Mobile operators are expected to devote more than $50 billion to big data and machine learning analytics through 2021, forecasts ABI Research.
The research firm said machine learning technologies will lead operators to profoundly change how they manage the telecoms business.
“Machine learning-based predictive analytics are applicable to all aspects of the telecoms business,” said Joe Hoffman, managing director and VP at ABI Research. “It is important that operators master and internalize these technologies and not rely solely on their vendors’ expertise.”
Hoffman said machine learning can deliver benefits across operators’ operations with financially oriented applications, including fraud mitigation and revenue assurance, which currently make the most compelling cases. Legacy analytics are rule-based solutions that cannot keep pace with the criminal element, but machine learning excels at spotting trending anomalies.
He said predictive machine learning applications for network performance optimization and real-time management will introduce more automation and efficient resource utilization. Even sales, marketing, and customer experience teams will benefit as machine learning helps to innovate and reengineer business processes.

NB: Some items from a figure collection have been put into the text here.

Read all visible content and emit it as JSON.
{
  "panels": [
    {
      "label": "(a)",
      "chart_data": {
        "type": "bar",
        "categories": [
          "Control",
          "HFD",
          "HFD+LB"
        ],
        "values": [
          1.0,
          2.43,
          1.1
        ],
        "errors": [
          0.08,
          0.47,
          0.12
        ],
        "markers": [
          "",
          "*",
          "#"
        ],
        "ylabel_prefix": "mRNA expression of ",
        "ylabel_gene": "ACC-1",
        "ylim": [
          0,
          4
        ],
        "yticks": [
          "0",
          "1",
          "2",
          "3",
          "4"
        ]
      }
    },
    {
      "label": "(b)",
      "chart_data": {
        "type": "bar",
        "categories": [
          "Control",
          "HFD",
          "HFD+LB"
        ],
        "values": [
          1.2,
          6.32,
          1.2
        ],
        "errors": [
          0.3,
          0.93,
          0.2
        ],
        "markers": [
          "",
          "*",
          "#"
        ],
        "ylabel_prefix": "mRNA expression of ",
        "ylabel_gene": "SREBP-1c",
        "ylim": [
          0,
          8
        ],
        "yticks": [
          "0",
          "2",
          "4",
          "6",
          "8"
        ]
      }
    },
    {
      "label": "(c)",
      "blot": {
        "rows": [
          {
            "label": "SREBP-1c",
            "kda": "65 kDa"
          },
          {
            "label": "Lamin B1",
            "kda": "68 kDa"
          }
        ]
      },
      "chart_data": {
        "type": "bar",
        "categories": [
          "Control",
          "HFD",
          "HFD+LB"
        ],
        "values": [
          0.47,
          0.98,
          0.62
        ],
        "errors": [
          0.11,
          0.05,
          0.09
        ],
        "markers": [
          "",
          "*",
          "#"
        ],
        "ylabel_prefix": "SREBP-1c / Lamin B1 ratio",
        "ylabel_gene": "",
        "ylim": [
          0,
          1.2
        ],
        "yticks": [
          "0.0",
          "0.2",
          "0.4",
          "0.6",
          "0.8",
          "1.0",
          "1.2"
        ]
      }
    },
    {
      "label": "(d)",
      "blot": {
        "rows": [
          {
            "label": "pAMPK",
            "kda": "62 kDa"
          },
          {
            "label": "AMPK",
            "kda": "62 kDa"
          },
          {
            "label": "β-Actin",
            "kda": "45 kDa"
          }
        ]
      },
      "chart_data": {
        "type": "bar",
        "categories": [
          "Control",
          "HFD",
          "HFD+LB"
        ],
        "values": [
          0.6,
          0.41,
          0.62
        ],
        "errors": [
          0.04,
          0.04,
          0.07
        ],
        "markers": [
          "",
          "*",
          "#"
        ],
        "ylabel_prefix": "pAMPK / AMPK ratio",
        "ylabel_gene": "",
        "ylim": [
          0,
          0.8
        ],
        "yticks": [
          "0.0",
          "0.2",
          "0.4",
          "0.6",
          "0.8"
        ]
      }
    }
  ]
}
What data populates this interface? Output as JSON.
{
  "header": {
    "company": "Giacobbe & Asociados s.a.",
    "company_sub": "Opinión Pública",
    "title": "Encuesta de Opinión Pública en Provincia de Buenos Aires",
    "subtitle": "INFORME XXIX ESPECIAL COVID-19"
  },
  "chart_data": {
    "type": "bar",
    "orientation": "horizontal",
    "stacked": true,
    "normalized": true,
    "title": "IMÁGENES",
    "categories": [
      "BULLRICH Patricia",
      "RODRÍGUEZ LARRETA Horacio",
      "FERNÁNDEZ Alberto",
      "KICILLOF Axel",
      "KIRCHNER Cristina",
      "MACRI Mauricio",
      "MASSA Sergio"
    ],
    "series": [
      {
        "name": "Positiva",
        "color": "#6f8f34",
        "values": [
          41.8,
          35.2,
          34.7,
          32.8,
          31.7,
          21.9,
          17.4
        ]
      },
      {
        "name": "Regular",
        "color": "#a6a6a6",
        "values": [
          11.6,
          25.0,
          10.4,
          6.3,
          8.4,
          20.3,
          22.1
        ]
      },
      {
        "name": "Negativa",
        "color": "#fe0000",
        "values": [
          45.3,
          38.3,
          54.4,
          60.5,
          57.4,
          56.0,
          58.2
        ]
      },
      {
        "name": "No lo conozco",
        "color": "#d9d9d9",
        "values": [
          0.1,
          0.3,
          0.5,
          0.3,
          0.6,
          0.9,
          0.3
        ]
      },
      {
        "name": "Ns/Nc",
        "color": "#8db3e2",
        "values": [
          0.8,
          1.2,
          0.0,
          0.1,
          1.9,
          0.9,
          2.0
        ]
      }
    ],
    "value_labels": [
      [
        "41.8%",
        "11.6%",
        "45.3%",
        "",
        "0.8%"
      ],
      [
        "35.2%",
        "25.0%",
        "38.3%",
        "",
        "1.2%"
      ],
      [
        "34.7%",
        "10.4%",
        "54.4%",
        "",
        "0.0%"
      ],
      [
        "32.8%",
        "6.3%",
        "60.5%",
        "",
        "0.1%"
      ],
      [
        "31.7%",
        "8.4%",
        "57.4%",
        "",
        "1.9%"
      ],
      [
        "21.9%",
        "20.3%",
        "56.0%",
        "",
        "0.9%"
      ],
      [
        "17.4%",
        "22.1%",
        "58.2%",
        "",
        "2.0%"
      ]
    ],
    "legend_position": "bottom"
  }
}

Telecoms big data solutions include the commercial IT kit; the open source, Java-based Hadoop ecosystem, SQL/NoSQL data management, and orchestration platforms. Spending on this infrastructure will exceed $7 billion in 2021. But the biggest growth and most value comes from using predictive analytics to improve telecom business performance, with machine-learning-based predictive analytics to grow at nearly 50% CAGR and reach $12 billion through 2021.
Leading infrastructure vendors—Ericsson, Huawei, Nokia and ZTE—are delivering big data and machine learning solutions oriented toward network operations. Even Hadoop/NoSQL startups like Argyle Data, and chip vendors, led by Intel and Qualcomm, are delivering solutions pertinent to the telecom operator.
“With the rise of commercial cloud infrastructure and machine learning services, every mobile operator can be a big data company,” concludes Hoffman. “In just a few years, we will see the mobile networks of tomorrow manifest into giant, distributed supercomputers, with radios attached, continuously reengineered by machine learning.”